Jared Leto- so handsome, such a great singer, such a talented actor, so humble, and SUCH a gentleman!
I had the dubious pleasure of spending an afternoon at Leto’s Hollywood Hills home a while back—he even put the moves on me—and Popdust has the sorry, sorry tale.
It was a barbecue/pool party, populated with mostly young teenage girls, and rather strangely, young teenage boys.
Sure there was the occasional twenty something sprinkled in, but other than that it just as easily could have been a McKinley high school kegger.
Jared held court, of course, entertaining his guests in a tour de force of celebrity narcissism.
As he manned the vegan hot dogs, he launched into a Tom Cruise impression, morphing his features into an uncanny clone.
"You complete me."
"Oh! Jared," the orgasmic—high pitched— shrieks poured fourth. "You're so AMAZING!"
Next he moved on to his impression of a horny red neck, plucking one of the few twenty somethings from the crowd, tossing her over his knee and grabbing handfuls of her boobs and butt while she squealed and giggled.

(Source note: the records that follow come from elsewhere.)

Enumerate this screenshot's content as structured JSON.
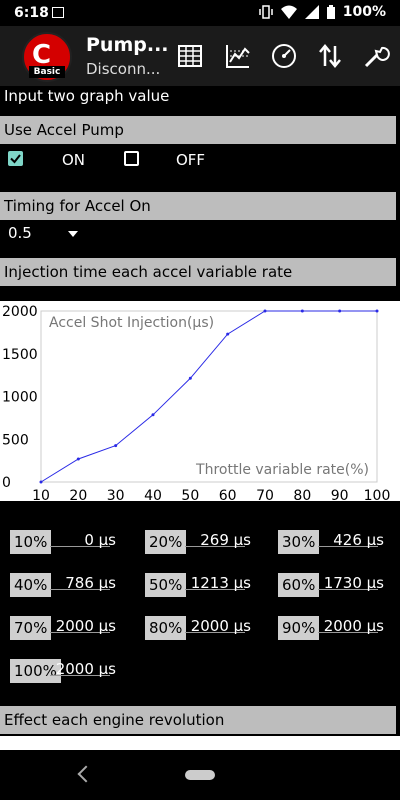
{
  "status_bar": {
    "time": "6:18",
    "battery": "100%"
  },
  "app_bar": {
    "title": "Pump...",
    "subtitle": "Disconn...",
    "logo_text": "Basic",
    "tools": [
      "table-icon",
      "chart-icon",
      "gauge-icon",
      "transfer-icon",
      "wrench-icon"
    ]
  },
  "header_text": "Input two graph value",
  "accel_pump": {
    "section_label": "Use Accel Pump",
    "on_label": "ON",
    "off_label": "OFF",
    "on_checked": true,
    "off_checked": false
  },
  "timing": {
    "section_label": "Timing for Accel On",
    "selected": "0.5"
  },
  "injection_section_label": "Injection time each accel variable rate",
  "chart_data": {
    "type": "line",
    "title": "Accel Shot Injection(μs)",
    "xlabel": "Throttle variable rate(%)",
    "x": [
      10,
      20,
      30,
      40,
      50,
      60,
      70,
      80,
      90,
      100
    ],
    "y": [
      0,
      269,
      426,
      786,
      1213,
      1730,
      2000,
      2000,
      2000,
      2000
    ],
    "xlim": [
      10,
      100
    ],
    "ylim": [
      0,
      2000
    ],
    "yticks": [
      "0",
      "500",
      "1000",
      "1500",
      "2000"
    ],
    "xticks": [
      "10",
      "20",
      "30",
      "40",
      "50",
      "60",
      "70",
      "80",
      "90",
      "100"
    ],
    "grid": false,
    "line_color": "#2a2ae6"
  },
  "rates": [
    {
      "label": "10%",
      "value": "0 μs"
    },
    {
      "label": "20%",
      "value": "269 μs"
    },
    {
      "label": "30%",
      "value": "426 μs"
    },
    {
      "label": "40%",
      "value": "786 μs"
    },
    {
      "label": "50%",
      "value": "1213 μs"
    },
    {
      "label": "60%",
      "value": "1730 μs"
    },
    {
      "label": "70%",
      "value": "2000 μs"
    },
    {
      "label": "80%",
      "value": "2000 μs"
    },
    {
      "label": "90%",
      "value": "2000 μs"
    },
    {
      "label": "100%",
      "value": "2000 μs"
    }
  ],
  "effect_section_label": "Effect each engine revolution",
  "colors": {
    "section_bg": "#bdbdbd",
    "check_accent": "#7fd6c8",
    "app_bar_bg": "#1b1b1b"
  }
}
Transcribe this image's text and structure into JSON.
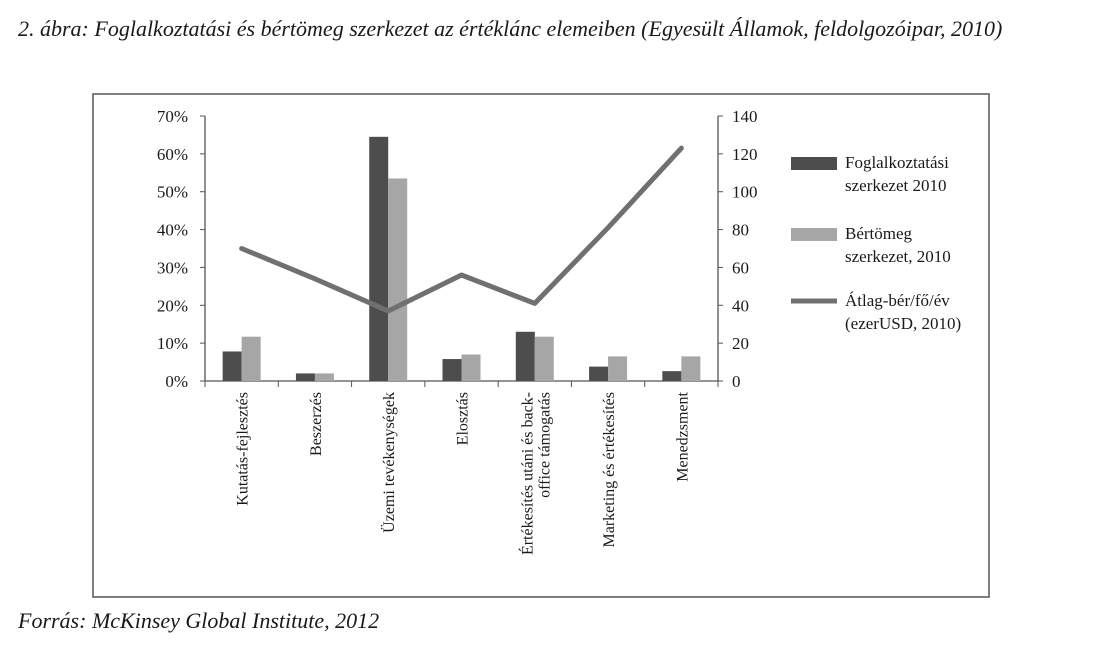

"Girly, you best milk them cows if you want supper," he said (no word of a lie), mock chewing on tobaccy.
Then a strange trance fell over his disciples, and they crumpled to their knees in rapid succession and bowed toward their messiah.
Okay, that last bit didn't really happen.
But this did.
Hankering for a vegan dog, I approached Jared as he handled his wieners.
As I started my request, he interjected, "You got that whole MILF thing going on." (I was 26)
"How'd ya like to screaming eagle my friend and me? He's 17. You see him? He's in the pool."
"Yeah. We stand on either side of you while you blow us both. Like this."
Then he acted it out- holding his fists at either side of his face and rotating his head, mouth agape, and made a screaming sound.
I called my friend to pick me up.
Gee, I sure hope he wins that Oscar.